Allarme per il grande faggio del Piancone: ha quasi 400 anni e rischia di crollare

Lecco, il “Fondon” verrà imbragato con tiranti: "Non è malato, è solo vecchio"

Il faggio del Piancone

Il faggio del Piancone

È anziano , molto anziano. Ed è tanto fragile. Il grande faggio del Piancone rischia di cedere sotto il peso dei suoi quasi 400 anni e dei suoi rami nodosi grandi come tronchi, con cui, nel corso dei secoli, ha regalato ombra ai pastori stanchi che portavano le loro greggi e le loro mandrie al pascolo sulle pendici delle Pizzo d’Alben, ai soldati in presidio del territorio o affaticati dalle lunghe marce magari per raggiungere qualche lontano fronte, ai commercianti di passaggio verso i paesi della Valsassina o della Bassa Valtellina, ai pellegrini diretti chissà dove, ai partigiani che combattevano per la libertà e che ora offre un riparo agli escursionisti della Val Marcia, a monte di Casargo. Per sorreggerlo e permettergli di continuare a dominare le vallate e gli alpeggi della zona verrà imbragato con tiranti e cavi metallici che lo aiuteranno a ergersi fiero ancora a lungo.

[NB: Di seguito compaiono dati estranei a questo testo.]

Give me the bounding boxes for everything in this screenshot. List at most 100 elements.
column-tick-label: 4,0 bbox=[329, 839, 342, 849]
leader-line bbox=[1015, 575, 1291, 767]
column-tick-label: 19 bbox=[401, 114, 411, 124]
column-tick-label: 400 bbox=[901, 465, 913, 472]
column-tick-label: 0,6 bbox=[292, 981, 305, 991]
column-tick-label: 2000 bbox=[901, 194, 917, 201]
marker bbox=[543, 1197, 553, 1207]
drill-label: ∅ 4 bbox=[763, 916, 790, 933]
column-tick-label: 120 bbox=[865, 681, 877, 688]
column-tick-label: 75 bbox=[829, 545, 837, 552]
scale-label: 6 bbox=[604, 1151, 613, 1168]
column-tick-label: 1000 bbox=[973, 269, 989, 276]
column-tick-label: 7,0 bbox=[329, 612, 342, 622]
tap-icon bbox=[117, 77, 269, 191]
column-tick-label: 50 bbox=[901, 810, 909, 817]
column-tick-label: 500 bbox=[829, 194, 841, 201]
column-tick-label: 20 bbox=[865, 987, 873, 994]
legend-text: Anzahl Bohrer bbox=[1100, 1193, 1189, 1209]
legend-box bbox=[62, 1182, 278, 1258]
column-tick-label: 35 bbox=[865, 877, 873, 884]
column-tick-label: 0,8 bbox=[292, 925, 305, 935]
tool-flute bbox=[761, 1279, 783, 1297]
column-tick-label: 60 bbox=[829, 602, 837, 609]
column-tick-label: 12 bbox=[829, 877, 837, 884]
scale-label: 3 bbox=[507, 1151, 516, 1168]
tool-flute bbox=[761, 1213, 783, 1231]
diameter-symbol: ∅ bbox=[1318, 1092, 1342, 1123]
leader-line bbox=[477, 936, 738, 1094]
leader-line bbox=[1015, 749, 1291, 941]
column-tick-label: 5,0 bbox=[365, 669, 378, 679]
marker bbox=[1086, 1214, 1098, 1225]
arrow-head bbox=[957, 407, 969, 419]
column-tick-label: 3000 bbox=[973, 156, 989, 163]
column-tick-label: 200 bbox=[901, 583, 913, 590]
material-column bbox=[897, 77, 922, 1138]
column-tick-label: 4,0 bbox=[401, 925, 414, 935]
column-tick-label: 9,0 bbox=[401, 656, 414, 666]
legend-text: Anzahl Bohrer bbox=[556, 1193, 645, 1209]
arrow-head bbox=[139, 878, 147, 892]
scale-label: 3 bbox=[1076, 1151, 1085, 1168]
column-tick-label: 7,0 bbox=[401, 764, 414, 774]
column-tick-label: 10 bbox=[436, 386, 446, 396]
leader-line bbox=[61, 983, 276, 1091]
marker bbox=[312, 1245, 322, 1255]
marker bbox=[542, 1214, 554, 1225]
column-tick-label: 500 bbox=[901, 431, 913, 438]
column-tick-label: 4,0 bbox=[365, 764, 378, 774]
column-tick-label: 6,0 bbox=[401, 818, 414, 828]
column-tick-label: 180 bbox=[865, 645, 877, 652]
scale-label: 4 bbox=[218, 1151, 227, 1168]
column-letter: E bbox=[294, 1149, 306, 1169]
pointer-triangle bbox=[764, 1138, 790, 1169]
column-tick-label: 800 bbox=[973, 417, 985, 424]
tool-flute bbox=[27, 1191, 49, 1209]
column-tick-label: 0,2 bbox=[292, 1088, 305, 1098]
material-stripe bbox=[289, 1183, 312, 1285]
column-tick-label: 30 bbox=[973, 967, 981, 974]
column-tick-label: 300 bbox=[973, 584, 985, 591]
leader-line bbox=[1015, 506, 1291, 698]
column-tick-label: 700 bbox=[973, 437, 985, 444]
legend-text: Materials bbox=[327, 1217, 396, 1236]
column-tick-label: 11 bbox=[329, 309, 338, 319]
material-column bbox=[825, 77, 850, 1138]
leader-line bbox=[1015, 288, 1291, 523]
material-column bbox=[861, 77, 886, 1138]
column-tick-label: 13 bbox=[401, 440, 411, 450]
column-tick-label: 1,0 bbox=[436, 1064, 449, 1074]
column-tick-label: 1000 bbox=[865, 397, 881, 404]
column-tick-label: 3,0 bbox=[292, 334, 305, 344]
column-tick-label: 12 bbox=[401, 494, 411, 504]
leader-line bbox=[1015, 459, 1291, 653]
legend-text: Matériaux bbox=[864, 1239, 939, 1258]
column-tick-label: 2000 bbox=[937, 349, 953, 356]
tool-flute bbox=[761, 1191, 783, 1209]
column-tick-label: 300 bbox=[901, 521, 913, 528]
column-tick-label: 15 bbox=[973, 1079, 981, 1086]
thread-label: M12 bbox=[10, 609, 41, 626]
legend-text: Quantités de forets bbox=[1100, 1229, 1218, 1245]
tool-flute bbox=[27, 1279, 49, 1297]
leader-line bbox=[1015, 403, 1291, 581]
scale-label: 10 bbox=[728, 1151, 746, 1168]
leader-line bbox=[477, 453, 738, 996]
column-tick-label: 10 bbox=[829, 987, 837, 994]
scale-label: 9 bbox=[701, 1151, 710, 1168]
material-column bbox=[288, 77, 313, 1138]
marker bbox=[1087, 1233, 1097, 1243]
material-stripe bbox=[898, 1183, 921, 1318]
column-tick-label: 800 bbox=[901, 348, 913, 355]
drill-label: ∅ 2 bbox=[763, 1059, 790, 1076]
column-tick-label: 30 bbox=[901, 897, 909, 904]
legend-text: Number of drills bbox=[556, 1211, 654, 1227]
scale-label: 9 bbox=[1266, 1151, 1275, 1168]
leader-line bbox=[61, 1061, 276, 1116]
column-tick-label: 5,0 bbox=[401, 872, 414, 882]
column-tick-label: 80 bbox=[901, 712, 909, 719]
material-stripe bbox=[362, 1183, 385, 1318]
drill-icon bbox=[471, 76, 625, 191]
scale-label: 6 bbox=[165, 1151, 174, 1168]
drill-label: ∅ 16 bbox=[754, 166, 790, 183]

"È proprio come una persona molto anziana – racconta il sindaco di Casargo Antonio Pasquini -. Non è malato, è semplicemente vecchio. Come per i nonni molto avanti negli anni che devono essere assistiti per impedire che cadano e si fratturino un femore, dobbiamo proteggerlo e preservarlo, per evitare che collassi per la sua stessa stazza".

A parte una fronda purtroppo già spezzata e al pericolo che si trascini dietro l’intera pianta, non sono stati fortunatamente evidenziati altri problemi che possano compromettere il suo stato di salute. A formulare la diagnosi e stabilire la terapia sono stati un agronomo e i carabinieri della Forestale di Margno. Per escludere ulteriori complicanze, nei mesi scorsi hanno sottoposto il faggio a un vero e proprio check up, con tanto di tac sonica: gli accertamenti hanno fugato ogni dubbio su possibili patologie vegetali o sull’infestazione di funghi o parassiti.

Nonostante il sospiro di sollievo per l’assenza di malattie, la prognosi resta comunque infausta, perché il faggio sta giungendo alla fine del suo ciclo vitale naturale. Per un monumento verde che affonda le radici nel Settecento l’esistenza non si misura però in anni, ma in decenni, ed è probabile che, grazie alle cure, il Fondon – come lo chiamano i valligiani - continui a regalare ombra, riparo e bellezza per molto tempo ancora.